In care-giving environments, many elderly and post-surgical patients are at a heightened risk of falling. Because falls increase the risk of additional injury, the patient requires monitoring by a caregiver. Various types of monitoring devices and systems have been developed, the most common type being an electronic monitor.
Electronic monitors sense an initial status of the patient and generate a signal when that status changes, for example, the patient has sat up in bed, left the bed, or risen from a chair. The monitor typically comprises an outer casing containing two electrode plates separated by a spacer. When external pressure is applied to the outer casing, the casing presses downward until the electrode plates make contact with one another through holes in the spacer. The connection indicates the patient is in the bed and causes an alarm to silence.
Although electronic monitors have captured 100% of the patient bed monitor market, the monitors have serious disadvantages. The monitors rely upon electrical leads and opposing conductive surfaces, both of which tend to wear or break in a relatively short time period. Because electrical circuitry is involved, the monitors cannot be used in certain patient environments and the potential for shock exists. Isolation circuits attempt to reduce the risk of shock but cannot eliminate the risk to the point at which Underwriters Laboratories certification may be obtained.
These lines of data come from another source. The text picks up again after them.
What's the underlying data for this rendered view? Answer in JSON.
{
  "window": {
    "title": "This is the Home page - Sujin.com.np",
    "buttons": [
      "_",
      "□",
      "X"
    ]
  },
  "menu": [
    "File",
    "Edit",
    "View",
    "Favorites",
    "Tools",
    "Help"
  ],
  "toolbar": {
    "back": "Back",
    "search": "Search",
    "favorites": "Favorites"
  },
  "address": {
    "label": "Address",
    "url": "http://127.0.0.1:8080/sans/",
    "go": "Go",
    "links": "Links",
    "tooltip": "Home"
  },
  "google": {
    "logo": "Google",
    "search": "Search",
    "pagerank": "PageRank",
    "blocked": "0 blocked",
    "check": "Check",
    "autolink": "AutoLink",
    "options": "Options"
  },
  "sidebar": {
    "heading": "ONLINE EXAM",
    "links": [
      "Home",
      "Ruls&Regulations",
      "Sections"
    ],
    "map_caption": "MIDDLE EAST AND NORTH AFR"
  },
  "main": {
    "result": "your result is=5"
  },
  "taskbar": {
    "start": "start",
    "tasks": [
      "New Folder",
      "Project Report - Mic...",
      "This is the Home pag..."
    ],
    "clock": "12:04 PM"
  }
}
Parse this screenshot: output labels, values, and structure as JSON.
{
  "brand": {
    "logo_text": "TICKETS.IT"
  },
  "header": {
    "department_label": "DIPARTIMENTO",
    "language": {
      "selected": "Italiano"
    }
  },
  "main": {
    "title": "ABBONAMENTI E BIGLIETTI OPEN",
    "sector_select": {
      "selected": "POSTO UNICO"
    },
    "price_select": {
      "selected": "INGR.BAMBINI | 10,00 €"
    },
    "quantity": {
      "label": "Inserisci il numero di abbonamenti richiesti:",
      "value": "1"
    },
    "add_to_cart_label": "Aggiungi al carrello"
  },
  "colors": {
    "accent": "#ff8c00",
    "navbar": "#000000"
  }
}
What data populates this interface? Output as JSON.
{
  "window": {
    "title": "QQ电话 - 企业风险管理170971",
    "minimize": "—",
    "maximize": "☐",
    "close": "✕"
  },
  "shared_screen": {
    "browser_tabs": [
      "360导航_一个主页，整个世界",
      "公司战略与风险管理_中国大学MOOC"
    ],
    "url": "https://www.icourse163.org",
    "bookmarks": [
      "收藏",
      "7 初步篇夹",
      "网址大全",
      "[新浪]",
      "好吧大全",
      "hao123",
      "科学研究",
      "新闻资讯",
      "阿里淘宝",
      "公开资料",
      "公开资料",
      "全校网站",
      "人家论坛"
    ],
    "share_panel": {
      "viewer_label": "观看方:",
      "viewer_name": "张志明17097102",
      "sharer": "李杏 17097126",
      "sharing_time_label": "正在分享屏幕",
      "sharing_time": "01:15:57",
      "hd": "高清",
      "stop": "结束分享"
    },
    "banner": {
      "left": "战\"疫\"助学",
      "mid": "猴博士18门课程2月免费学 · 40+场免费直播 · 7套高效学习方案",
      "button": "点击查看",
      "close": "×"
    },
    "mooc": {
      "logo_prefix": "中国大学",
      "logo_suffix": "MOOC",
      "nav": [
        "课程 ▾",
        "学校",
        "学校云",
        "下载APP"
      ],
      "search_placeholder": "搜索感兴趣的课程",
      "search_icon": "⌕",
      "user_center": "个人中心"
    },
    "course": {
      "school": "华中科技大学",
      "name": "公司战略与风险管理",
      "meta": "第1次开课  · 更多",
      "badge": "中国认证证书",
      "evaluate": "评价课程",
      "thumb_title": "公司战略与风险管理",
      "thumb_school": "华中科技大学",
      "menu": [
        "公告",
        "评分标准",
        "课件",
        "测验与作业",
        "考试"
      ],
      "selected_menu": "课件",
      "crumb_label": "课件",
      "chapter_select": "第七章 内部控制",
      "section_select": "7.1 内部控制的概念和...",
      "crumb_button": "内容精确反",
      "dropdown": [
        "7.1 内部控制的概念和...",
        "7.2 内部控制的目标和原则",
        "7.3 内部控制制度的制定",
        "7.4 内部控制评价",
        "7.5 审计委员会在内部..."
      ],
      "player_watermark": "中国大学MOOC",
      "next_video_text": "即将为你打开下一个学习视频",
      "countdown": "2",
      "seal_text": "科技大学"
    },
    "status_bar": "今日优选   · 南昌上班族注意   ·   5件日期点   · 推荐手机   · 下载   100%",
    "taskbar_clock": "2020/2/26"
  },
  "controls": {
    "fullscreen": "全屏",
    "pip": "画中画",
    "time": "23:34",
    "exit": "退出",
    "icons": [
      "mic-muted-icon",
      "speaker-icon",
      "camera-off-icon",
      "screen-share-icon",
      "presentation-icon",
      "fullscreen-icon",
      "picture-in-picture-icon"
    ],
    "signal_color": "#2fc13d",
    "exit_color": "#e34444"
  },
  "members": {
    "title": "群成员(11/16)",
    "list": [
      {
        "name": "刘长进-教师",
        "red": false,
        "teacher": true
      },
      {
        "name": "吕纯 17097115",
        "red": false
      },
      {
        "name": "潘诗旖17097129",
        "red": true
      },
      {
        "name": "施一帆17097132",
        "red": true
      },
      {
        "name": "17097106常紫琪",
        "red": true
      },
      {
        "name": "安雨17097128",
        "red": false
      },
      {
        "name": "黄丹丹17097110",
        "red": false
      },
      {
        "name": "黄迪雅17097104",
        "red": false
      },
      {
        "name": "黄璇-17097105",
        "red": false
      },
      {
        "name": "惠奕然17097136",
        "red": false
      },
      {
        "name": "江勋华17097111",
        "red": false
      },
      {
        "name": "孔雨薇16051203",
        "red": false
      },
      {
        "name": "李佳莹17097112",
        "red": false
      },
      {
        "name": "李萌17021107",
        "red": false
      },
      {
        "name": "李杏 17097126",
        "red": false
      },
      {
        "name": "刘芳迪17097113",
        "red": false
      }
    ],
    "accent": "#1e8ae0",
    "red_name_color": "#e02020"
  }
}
Another disadvantage of electronic monitors is the outer casing cannot be an enclosed envelope. In an enclosed envelope, entrapped air prevents the electrodes from coming into contact with one another. Therefore, an opening must be placed along a seam to allow entrapped air to escape. This opening, however, provides a passageway for contaminants to enter an interior of the monitor, making it unfit for multiple patient use. Moving the opening farther away from the patient—for example, by way of a pneumatic tube connected to the casing—still results in a contagion pathway.
Still yet another disadvantage of an electronic monitor is its stiffness, which contributes to patient discomfort. A certain amount of stiffness is required in the outer casing and the spacer to keep the electrodes from coming into contact with one another absent external pressure. Even if the outer casing is composed of a softer, more flexible material, the spacer still needs to retain its stiffness to keep the electrodes apart.
The disadvantages of electronic monitors have led to attempts to produce pneumatic patient bed monitors. Similar to an electronic monitor, the pneumatic monitor senses an initial status of the patent and generates a signal when that status changes. Although this type of monitor may be used in almost any patient environment, the various designs proposed to date have serious flaws. Because the monitor relies upon an air-filled envelope, it lacks a precise triggering event and is susceptible to high frequency response due to the patient shifting within the bed or chair. Attempts to control high frequency response have involved the use of stiffer casings and pressure plates, all of which significantly decrease patient comfort. Additionally, the monitor is subject to leaks, which trigger false alarms, and therefore must be equipped with an inflation valve. The valve, in turn, becomes another potential failure point. Because of these and other problems, no pneumatic patient bed monitor is manufactured or sold. A need exists, therefore, for an improved pneumatically operated patient bed monitor.